La Primera Internacional fue uno de los primeros intentos de organizar a una gran masa de ciudadanos a nivel planetario, y lo hizo abriendo la caja de Pandora que todavía está por cerrar: jerarquía y representación o asamblea y participación. Se impuso la primera opción y, en términos generales, así sigue hasta hoy en la inmensa mayoría de organizaciones en todo el mundo.
En el invierno de 2010-2011, el mundo se vio sacudido por la ola de revueltas que convinimos en llamar la “Primavera árabe” y que se extendió, ya con otros nombres, por medio globo. La principal característica de lo sucedido en Túnez, Yemen, Egipto, España, México, Brasil, Estados Unidos, Turquía o Hong Kong —por citar solamente los movimientos más mediáticos internacionalmente— es que todo estaba conectado. Salvando las enormes particularidades de cada caso, en dichos movimientos sociales se compartieron objetivos, protocolos y herramientas, pero —y esto es destacable—, sin ningún organismo coordinador, y sin ninguna asamblea mediante.
La tecnopolítica —en el sentido que le dio Jon Lebkowsky en TechnoPolitics en 1997— aparece como el motor común de los movimientos sociales nacidos tras la emergencia de la Web 2.0 y las redes sociales. Y se erige como alternativa a la jerarquía con una cúpula electa que toma decisiones y las ejecuta, así como alternativa a la asamblea que toma decisiones y nombra una cúpula para ejecutarlas.
Al contrario que éstas, lo que caracteriza la tecnopolítica es primero la acción y después la coordinación, la hacercracia: a partir de una toma de decisiones altamente distribuida, así como la posibilidad para iniciar procesos de forma individual. Tomadas las decisiones y puestas en práctica a modo de proceso piloto, a medida que la iniciativa tecnopolítica gana interés suma participantes y afina sus protocolos. Se enriquece, además, de participaciones puntuales que, lejos de ser un incomprendido clictivismo (todo parece ejecutarse clicando opciones predefinidas e inevitables), se constituyen en aportaciones que marcan la tendencia, el patrón de comportamiento y construyen puentes para su réplica en iniciativas similares.
Es aquí, en hacer la participación distribuida, fácil, gradual y replicable, que es posible constituir redes reconfigurables que se adaptan fácilmente a las singularidades de cada caso particular.
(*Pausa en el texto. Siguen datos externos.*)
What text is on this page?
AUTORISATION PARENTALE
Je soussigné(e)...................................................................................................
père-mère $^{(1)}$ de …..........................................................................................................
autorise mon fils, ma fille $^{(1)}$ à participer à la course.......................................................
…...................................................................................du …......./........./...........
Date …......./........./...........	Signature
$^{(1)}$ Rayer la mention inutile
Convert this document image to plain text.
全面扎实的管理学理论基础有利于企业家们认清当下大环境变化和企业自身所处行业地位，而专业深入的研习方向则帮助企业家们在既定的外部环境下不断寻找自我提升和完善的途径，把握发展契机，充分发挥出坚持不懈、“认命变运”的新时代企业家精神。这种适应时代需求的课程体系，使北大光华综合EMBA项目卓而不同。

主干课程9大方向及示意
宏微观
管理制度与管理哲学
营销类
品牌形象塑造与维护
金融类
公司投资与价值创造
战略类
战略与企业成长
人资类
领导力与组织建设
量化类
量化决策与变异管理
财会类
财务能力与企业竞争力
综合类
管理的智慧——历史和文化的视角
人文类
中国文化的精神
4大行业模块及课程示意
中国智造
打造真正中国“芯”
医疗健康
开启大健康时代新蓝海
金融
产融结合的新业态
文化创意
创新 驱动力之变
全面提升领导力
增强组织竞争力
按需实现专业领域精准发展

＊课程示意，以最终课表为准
Pero que a su vez permiten elevar la mirada y sincronizarse para constituir, por construcción, movimientos emergentes de mucho mayor calado.
Es la sincronización, y no la planificación, lo que hace nuestros actuales radares inservibles para identificar, analizar y evaluar los actuales movimientos sociales, tan diferentes de nuestro institucionalismo.
Este modus operandi de trabajar sobre lo que une y sin detenerse en lo que separa ha dado dos grandes frutos: diagnósticos afinadísimos de cada situación, gracias a su fuerte enraizamiento en las bases ciudadanas y la multiplicidad de ojos que contribuyen al proyecto de proyectos; y procesos organizativos dinámicos y flexibles que facilitan la respuesta rápida y la concentración de masas críticas alrededor de ejes simples y claros.
Su punto débil, probablemente, la reflexión propositiva y puesta en práctica de proyectos a largo plazo. Para ello, es necesaria la visión de contexto, el ágora sosegada y la facilitación de la deliberación. Estas cuestiones han sido habitualmente feudo reservado a las instituciones, con lo que los movimientos sociales han optado por tomarlas. Y es de esperar que el paso de la tecnopolítica por las instituciones las cambie para siempre.